Soon after the U.S. Congress passed the country’s most substantial legislation aimed at mitigating climate change, a new study led by Princeton University has found that the average American significantly underestimates how much their fellow citizens support climate policy. Although 66 to 88 percent of the Americans support climate action, the experts discovered that the average American believes that percentage to be only 37 to 43.
“It’s stunning how universal and shared that idea is, among every demographic,” said study lead author Gregg Sparkman, who conducted this research during a postdoctoral fellowship in Psychology at Princeton, and is now an assistant professor at Boston College.
The researchers found that, although conservatives underestimated national support for climate policies to the greatest degree, liberals also believed that significantly fewer Americans support climate action. This misperception occurred in every state, across climate policies, and among all demographics, including political affiliation, gender, race, media consumption habits, or rural vs. urban/suburban. However, factors such as consuming conservative media or living in a red state were linked to a greater discrepancy between estimates of popularity and actual popularity of climate policies.

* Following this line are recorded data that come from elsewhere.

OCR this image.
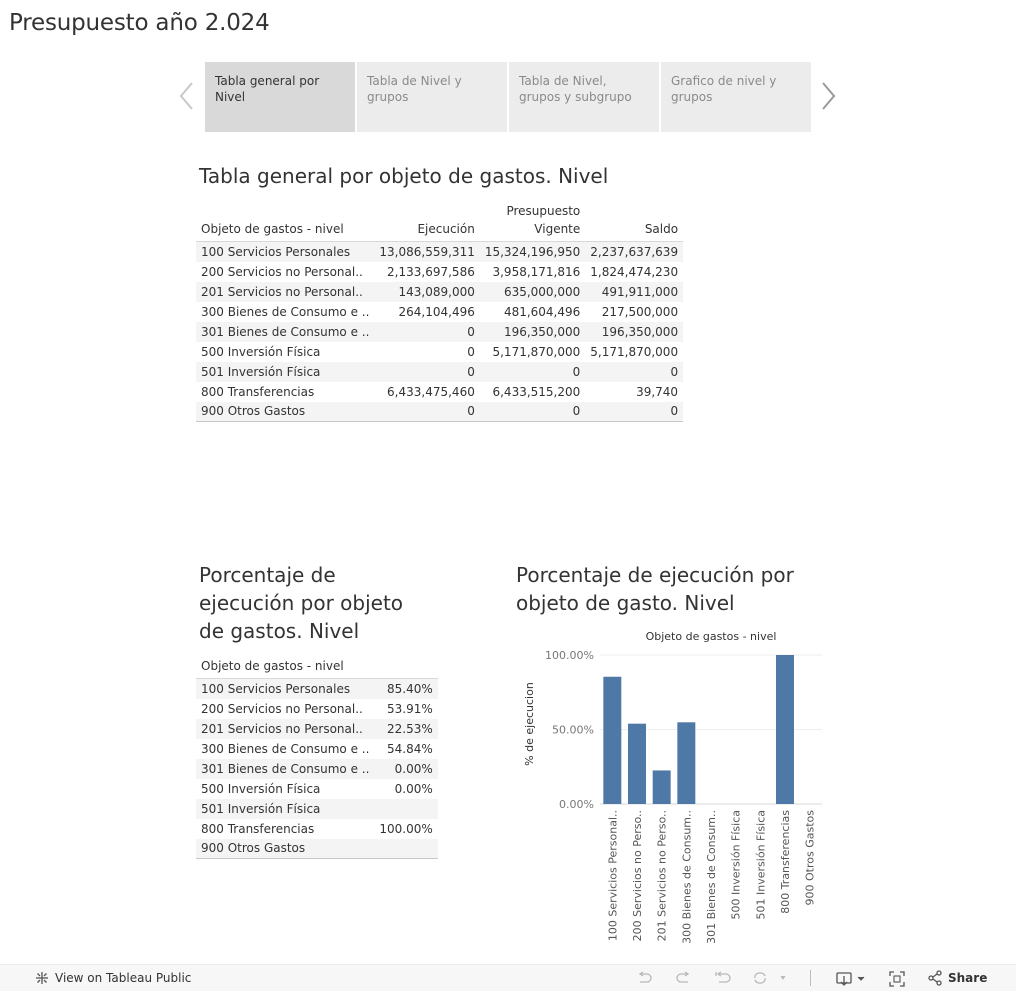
Presupuesto año 2.024
Tabla general por Nivel
Tabla de Nivel y grupos
Tabla de Nivel, grupos y subgrupo
Grafico de nivel y grupos
Tabla general por objeto de gastos. Nivel
Objeto de gastos - nivel	Ejecución	Presupuesto
Vigente	Saldo
100 Servicios Personales	13,086,559,311	15,324,196,950	2,237,637,639
200 Servicios no Personal..	2,133,697,586	3,958,171,816	1,824,474,230
201 Servicios no Personal..	143,089,000	635,000,000	491,911,000
300 Bienes de Consumo e ..	264,104,496	481,604,496	217,500,000
301 Bienes de Consumo e ..	0	196,350,000	196,350,000
500 Inversión Física	0	5,171,870,000	5,171,870,000
501 Inversión Física	0	0	0
800 Transferencias	6,433,475,460	6,433,515,200	39,740
900 Otros Gastos	0	0	0
Porcentaje de ejecución por objeto de gastos. Nivel
Objeto de gastos - nivel	
100 Servicios Personales	85.40%
200 Servicios no Personal..	53.91%
201 Servicios no Personal..	22.53%
300 Bienes de Consumo e ..	54.84%
301 Bienes de Consumo e ..	0.00%
500 Inversión Física	0.00%
501 Inversión Física	
800 Transferencias	100.00%
900 Otros Gastos	
Porcentaje de ejecución por objeto de gasto. Nivel
Objeto de gastos - nivel
% de ejecucion
0.00%
50.00%
100.00%
100 Servicios Personal.. 200 Servicios no Perso.. 201 Servicios no Perso.. 300 Bienes de Consum.. 301 Bienes de Consum.. 500 Inversión Física 501 Inversión Física 800 Transferencias 900 Otros Gastos
View on Tableau Public	Share
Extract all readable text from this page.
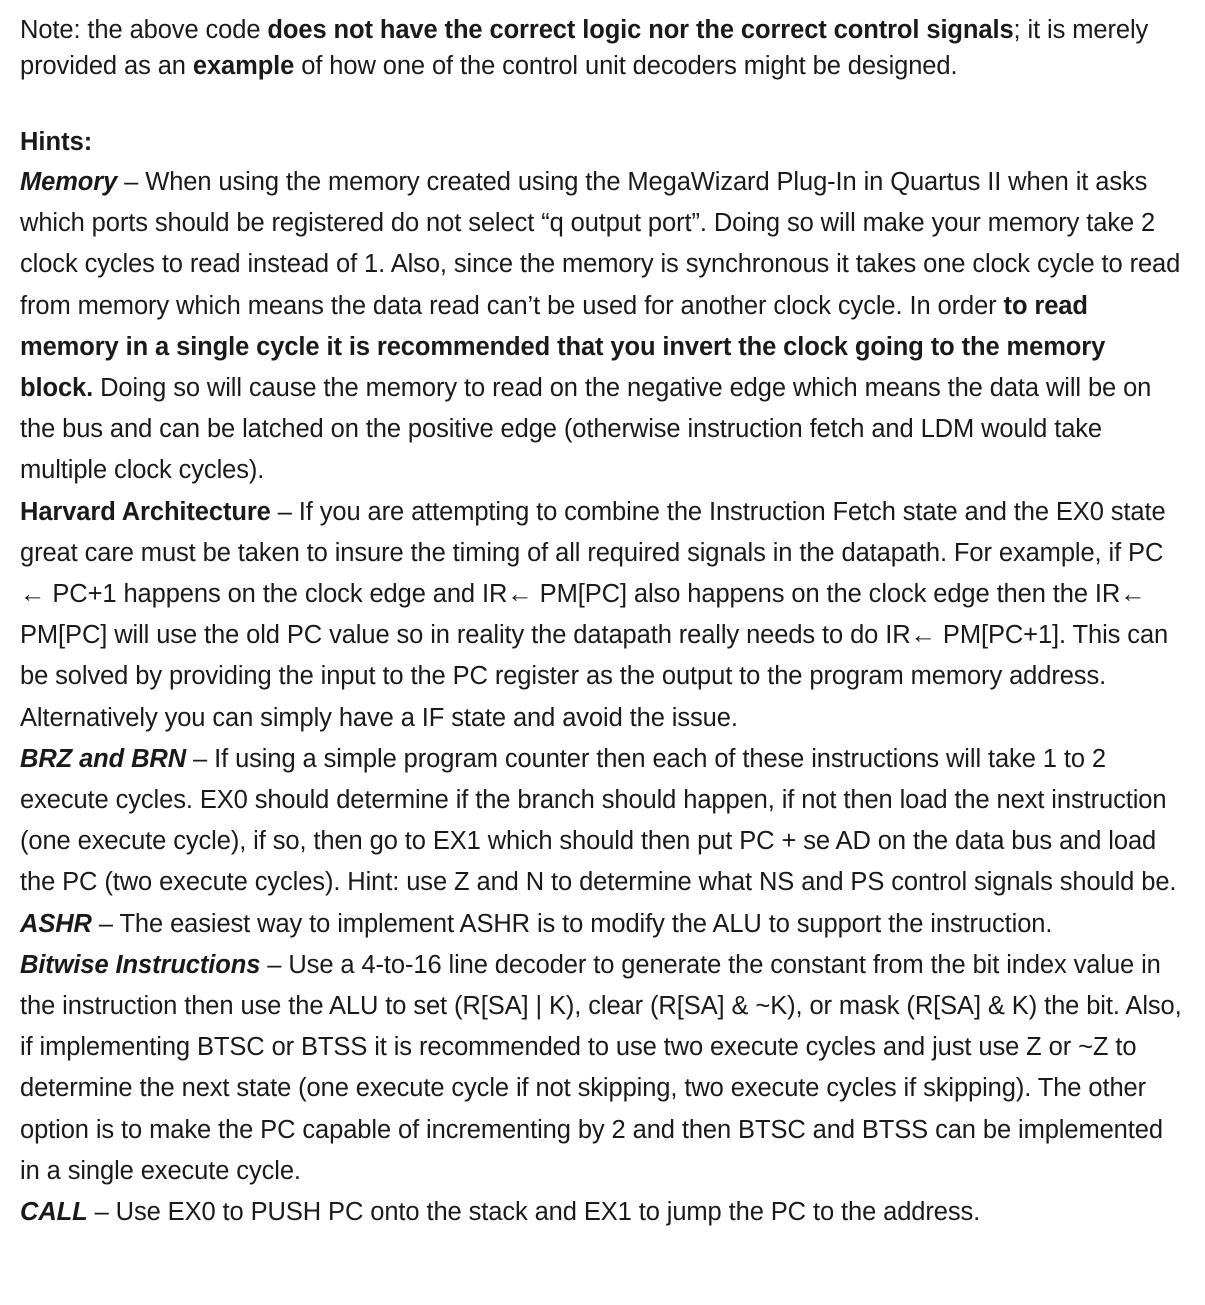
Note: the above code does not have the correct logic nor the correct control signals; it is merely provided as an example of how one of the control unit decoders might be designed.

Hints:

Memory – When using the memory created using the MegaWizard Plug-In in Quartus II when it asks which ports should be registered do not select “q output port”. Doing so will make your memory take 2 clock cycles to read instead of 1. Also, since the memory is synchronous it takes one clock cycle to read from memory which means the data read can’t be used for another clock cycle. In order to read memory in a single cycle it is recommended that you invert the clock going to the memory block. Doing so will cause the memory to read on the negative edge which means the data will be on the bus and can be latched on the positive edge (otherwise instruction fetch and LDM would take multiple clock cycles).
Harvard Architecture – If you are attempting to combine the Instruction Fetch state and the EX0 state great care must be taken to insure the timing of all required signals in the datapath. For example, if PC ← PC+1 happens on the clock edge and IR← PM[PC] also happens on the clock edge then the IR← PM[PC] will use the old PC value so in reality the datapath really needs to do IR← PM[PC+1]. This can be solved by providing the input to the PC register as the output to the program memory address. Alternatively you can simply have a IF state and avoid the issue.
BRZ and BRN – If using a simple program counter then each of these instructions will take 1 to 2 execute cycles. EX0 should determine if the branch should happen, if not then load the next instruction (one execute cycle), if so, then go to EX1 which should then put PC + se AD on the data bus and load the PC (two execute cycles). Hint: use Z and N to determine what NS and PS control signals should be.
ASHR – The easiest way to implement ASHR is to modify the ALU to support the instruction.
Bitwise Instructions – Use a 4-to-16 line decoder to generate the constant from the bit index value in the instruction then use the ALU to set (R[SA] | K), clear (R[SA] & ~K), or mask (R[SA] & K) the bit. Also, if implementing BTSC or BTSS it is recommended to use two execute cycles and just use Z or ~Z to determine the next state (one execute cycle if not skipping, two execute cycles if skipping). The other option is to make the PC capable of incrementing by 2 and then BTSC and BTSS can be implemented in a single execute cycle.
CALL – Use EX0 to PUSH PC onto the stack and EX1 to jump the PC to the address.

While supporters of climate action outnumber opponents two to one, most Americans falsely believe that the opposite is the case. Since people tend to conform to what they think others believe, this underestimation is problematic and could actually weaken actual climate support and stifle constructive public discussions on the topic.
“They fall into a trap of: I support this but I think other people don’t, so in a democratic society, that means there’s nothing else to be done, beyond maybe convincing your peers,” Dr. Sparkman explained.
Some methods of fighting such misperceptions could include displaying signs in favor of climate action or talking about it with friends, family, and local community groups, as well as educating people about the already high levels of support for major climate policies. Media outlets could also help correcting these false beliefs by offering more coverage to public support for climate policies and not overrepresenting the opposition.
“It’s important to remember that ‘being fair and balanced’ means accurately showing how popular something is, not pretending it’s fifty-fifty,” said Dr. Sparkman.
Future research is needed to clarify the sources of the misperception and to develop efficient interventions to help Americans understand the true popularity of climate policies.
The study is published in the journal Nature Communications.